Les miliciens prennent l'Etat en otage
Les miliciens, qui assiègent deux ministères à Tripoli depuis une semaine, sont des ex-rebelles ou des islamistes semblant déterminés à obtenir toutes les concessions possibles des autorités, estiment des analystes.
Initialement, ces hommes armés réclamaient l'adoption d'une loi bannissant de la vie politique les collaborateurs du dictateur déchu Mouammar Kadhafi.

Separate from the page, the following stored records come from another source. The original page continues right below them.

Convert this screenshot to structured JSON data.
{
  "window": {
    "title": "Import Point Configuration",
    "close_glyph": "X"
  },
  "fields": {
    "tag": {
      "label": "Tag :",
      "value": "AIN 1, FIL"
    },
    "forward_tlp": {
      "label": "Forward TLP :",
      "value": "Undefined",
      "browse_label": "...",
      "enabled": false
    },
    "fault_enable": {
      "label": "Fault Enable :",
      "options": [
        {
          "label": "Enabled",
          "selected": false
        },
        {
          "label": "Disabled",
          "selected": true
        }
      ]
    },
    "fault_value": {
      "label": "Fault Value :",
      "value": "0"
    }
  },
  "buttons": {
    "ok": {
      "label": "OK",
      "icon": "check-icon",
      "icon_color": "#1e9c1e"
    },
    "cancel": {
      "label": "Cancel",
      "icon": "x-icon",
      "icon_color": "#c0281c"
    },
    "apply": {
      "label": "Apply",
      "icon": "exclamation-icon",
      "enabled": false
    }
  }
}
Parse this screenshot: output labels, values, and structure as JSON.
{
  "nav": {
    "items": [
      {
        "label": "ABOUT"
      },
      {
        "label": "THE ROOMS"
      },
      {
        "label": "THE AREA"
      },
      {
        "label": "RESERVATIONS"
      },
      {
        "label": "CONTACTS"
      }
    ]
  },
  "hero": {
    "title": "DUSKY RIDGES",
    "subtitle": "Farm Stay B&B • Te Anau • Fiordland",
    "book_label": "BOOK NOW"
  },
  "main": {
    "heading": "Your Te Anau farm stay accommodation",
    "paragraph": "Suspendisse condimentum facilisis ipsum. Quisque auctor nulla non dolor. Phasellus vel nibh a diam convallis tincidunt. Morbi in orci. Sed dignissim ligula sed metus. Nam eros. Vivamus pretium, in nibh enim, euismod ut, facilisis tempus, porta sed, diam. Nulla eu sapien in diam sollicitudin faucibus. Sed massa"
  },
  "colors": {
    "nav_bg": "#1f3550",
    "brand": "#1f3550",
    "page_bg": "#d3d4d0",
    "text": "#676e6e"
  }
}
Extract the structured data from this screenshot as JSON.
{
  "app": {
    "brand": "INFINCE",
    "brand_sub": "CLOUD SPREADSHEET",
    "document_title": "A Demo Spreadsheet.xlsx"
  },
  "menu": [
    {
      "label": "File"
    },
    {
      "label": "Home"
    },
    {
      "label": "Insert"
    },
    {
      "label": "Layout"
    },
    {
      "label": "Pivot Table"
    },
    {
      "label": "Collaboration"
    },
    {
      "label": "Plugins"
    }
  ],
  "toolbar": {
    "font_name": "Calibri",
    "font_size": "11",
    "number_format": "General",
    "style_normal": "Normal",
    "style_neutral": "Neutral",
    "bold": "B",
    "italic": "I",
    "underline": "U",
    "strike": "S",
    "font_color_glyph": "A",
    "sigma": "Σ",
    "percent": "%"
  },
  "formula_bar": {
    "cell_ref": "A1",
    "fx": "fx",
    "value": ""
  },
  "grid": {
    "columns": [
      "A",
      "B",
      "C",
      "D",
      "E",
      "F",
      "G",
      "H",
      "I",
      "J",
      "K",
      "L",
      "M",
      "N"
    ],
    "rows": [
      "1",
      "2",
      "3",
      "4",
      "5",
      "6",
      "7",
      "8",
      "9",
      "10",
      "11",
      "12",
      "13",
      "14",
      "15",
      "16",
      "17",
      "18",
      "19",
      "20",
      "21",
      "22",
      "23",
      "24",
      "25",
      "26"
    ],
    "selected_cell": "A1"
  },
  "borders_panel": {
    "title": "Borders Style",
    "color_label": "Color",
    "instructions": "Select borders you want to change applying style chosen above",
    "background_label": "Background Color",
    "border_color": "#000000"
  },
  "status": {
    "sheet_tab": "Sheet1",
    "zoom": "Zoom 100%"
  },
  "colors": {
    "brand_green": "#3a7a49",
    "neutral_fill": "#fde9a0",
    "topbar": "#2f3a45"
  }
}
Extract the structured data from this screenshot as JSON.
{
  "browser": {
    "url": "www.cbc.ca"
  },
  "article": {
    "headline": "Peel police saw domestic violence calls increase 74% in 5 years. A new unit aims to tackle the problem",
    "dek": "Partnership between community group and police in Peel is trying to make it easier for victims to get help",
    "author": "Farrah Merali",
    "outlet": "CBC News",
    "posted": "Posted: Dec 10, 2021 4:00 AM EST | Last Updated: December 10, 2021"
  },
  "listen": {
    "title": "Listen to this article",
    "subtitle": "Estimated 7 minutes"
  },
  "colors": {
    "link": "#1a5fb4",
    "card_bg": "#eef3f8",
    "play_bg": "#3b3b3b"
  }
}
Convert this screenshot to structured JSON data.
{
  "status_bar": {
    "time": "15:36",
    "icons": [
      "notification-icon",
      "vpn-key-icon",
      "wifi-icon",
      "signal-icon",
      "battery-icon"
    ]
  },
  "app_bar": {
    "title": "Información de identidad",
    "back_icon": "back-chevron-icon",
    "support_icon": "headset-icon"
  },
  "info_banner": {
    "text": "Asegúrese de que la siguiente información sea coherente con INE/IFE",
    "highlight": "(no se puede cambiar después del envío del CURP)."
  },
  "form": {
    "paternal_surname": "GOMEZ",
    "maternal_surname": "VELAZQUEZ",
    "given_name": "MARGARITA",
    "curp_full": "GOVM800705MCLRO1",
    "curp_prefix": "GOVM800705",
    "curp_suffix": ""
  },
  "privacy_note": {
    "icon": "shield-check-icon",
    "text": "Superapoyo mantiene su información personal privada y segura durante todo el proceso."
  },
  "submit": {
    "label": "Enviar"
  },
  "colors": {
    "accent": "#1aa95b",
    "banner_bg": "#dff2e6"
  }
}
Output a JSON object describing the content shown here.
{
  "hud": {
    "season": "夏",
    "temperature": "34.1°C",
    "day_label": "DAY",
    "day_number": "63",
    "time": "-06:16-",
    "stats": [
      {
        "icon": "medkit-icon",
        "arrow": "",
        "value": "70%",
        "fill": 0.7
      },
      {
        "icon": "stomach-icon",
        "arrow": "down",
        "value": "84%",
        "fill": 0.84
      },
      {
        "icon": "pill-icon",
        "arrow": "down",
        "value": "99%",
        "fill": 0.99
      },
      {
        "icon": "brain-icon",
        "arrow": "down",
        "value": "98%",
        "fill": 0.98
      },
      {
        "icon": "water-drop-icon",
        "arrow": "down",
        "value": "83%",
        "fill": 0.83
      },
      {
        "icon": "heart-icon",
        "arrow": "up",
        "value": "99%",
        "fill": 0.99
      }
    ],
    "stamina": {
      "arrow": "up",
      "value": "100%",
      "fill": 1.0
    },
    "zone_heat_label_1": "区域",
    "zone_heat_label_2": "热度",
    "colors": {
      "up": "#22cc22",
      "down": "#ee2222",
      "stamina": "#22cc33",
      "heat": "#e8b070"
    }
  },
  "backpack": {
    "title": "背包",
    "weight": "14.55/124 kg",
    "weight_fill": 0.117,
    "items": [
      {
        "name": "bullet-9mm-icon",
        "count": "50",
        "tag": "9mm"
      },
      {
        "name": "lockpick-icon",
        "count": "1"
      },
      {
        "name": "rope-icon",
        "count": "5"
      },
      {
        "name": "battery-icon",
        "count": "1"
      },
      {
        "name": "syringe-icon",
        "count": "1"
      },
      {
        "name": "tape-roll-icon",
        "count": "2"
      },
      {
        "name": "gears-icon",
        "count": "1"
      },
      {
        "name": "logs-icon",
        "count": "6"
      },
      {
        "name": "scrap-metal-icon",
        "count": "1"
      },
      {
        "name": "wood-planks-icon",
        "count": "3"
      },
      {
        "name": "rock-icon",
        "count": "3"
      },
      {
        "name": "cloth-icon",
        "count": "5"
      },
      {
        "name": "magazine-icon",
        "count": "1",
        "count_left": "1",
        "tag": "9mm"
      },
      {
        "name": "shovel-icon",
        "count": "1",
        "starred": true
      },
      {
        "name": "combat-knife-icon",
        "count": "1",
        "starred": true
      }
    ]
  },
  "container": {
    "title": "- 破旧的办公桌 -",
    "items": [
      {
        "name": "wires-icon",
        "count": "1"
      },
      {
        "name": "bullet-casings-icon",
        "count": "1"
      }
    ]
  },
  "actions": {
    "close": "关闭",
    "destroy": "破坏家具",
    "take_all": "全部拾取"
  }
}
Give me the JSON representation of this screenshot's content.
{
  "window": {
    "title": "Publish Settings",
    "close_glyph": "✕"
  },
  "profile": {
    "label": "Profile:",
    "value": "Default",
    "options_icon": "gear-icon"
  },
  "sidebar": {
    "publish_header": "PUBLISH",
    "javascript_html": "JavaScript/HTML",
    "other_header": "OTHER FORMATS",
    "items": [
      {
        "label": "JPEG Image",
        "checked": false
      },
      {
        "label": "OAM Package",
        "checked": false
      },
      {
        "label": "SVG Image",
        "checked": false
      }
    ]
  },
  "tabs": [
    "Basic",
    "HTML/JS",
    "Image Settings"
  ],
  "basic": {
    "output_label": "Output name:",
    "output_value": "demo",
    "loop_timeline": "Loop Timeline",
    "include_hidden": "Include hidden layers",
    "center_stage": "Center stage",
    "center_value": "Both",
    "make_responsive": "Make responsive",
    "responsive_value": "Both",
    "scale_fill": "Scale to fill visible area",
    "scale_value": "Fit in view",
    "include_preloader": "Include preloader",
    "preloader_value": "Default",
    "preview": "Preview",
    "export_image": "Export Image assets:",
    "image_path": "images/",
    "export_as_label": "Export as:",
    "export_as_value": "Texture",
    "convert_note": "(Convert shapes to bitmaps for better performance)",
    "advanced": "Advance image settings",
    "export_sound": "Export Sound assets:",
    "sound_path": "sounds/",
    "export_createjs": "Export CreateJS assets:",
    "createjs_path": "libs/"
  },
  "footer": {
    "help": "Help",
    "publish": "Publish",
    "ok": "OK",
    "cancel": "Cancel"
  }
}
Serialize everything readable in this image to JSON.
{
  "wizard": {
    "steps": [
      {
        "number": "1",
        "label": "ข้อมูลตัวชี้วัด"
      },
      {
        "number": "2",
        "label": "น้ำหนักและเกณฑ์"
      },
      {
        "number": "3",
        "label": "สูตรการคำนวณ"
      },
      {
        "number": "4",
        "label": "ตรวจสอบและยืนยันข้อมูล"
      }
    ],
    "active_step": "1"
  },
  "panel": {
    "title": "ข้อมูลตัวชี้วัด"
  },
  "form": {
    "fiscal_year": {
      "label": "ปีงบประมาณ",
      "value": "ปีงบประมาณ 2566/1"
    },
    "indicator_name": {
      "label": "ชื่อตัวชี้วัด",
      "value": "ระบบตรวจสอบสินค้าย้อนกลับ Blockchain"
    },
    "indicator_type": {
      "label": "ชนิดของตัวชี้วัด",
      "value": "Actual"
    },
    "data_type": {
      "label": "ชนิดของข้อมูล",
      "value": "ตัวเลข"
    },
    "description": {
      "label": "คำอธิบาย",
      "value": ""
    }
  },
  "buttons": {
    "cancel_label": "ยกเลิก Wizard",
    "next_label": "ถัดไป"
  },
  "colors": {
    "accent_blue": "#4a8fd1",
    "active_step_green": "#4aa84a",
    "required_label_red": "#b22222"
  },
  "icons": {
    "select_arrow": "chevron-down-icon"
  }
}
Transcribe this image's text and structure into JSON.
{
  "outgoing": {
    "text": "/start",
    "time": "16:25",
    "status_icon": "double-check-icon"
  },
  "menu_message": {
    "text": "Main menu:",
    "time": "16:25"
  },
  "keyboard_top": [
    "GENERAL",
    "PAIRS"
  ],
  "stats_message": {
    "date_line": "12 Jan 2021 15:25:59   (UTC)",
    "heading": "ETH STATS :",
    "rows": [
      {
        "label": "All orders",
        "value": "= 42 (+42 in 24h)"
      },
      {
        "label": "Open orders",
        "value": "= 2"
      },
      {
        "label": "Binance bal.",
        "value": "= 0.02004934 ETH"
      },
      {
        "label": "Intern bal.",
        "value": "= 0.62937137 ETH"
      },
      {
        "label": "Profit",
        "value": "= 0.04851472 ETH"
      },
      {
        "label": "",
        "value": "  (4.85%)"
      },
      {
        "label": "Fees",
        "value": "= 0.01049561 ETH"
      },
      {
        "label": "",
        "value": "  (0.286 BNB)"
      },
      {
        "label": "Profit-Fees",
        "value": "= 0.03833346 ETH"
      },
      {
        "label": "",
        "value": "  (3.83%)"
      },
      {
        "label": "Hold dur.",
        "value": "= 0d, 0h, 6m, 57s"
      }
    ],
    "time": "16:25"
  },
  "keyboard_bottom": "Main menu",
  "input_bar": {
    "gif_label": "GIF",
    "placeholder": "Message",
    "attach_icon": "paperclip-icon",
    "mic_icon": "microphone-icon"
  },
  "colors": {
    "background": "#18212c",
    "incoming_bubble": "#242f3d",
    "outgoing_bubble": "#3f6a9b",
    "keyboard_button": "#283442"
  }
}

Pourtant, après avoir obtenu gain de cause, certains d'entre eux continuent leur action, réclamant désormais la tête du Premier ministre Ali Zeidan.
Ces miliciens se proclament des thowars (révolutionnaires) qui ont combattu les forces de Mouammar Kadhafi jusqu'à la mort de ce dernier en octobre 2011.
Mais, selon l'analyste politique Issam Zoubeir, il s'agit en fait d'un mélange hétéroclite "de combattants armés et de civils de tendances politiques diverses, motivés par des ambitions personnelles, même si leur objectif affiché est de +rectifier le processus de la révolution+ qu'ils estiment biaisée par la présence dans l'administration d'anciens collaborateurs de Kadhafi".
"Ces protestataires ne disposent d'aucune assise au sein de l'opinion publique nationale", souligne de son côté le politicien Mohamed al-Senoussi.
D'après lui, "ces milices profitent à chaque fois de revendications légitimes pour recourir à des démonstrations de force pour impressionner et combler leur perte d'influence au sein de la société libyenne".
Considérés comme des héros à l'issue du conflit libyen de 2011, les ex-rebelles, organisés depuis en milices aux idéologies et motivations diverses, sont accusés aujourd'hui de tous les maux du pays, en particulier l'insécurité persistante.
Ces groupes armés, qui ont bénéficié de salaires et différents avantages de la part des autorités de transition, profitent également de leurs positions pour se livrer à des actes illicites en toute impunité.
Le gouvernement promet régulièrement la fermeté contre ces "milices hors-la-loi". Mais en pratique, les autorités évitent tout recours à la force pour "préserver des vies", selon elles.
Ces ex-rebelles sont souvent accusés d'être manipulés par des politiciens, bien qu'aucun parti politique ni organisation n'ait revendiqué ouvertement ce mouvement de protestation armée.
Des observateurs et des politiciens pointent du doigt les Frères musulmans qui étaient les initiateurs de la loi controversée et qui cherchaient notamment à exclure leurs rivaux, en particulier Mahmoud Jibril, le chef de l'Alliance des forces nationales (AFN, libérale), qui a remporté les dernières législatives du 7 juillet. Visé par la nouvelle loi, M. Jibril a collaboré avec le régime de Mouammar Kadhafi durant les dernières années de son pouvoir avant de rejoindre en 2011 la rébellion dont il a été le Premier ministre.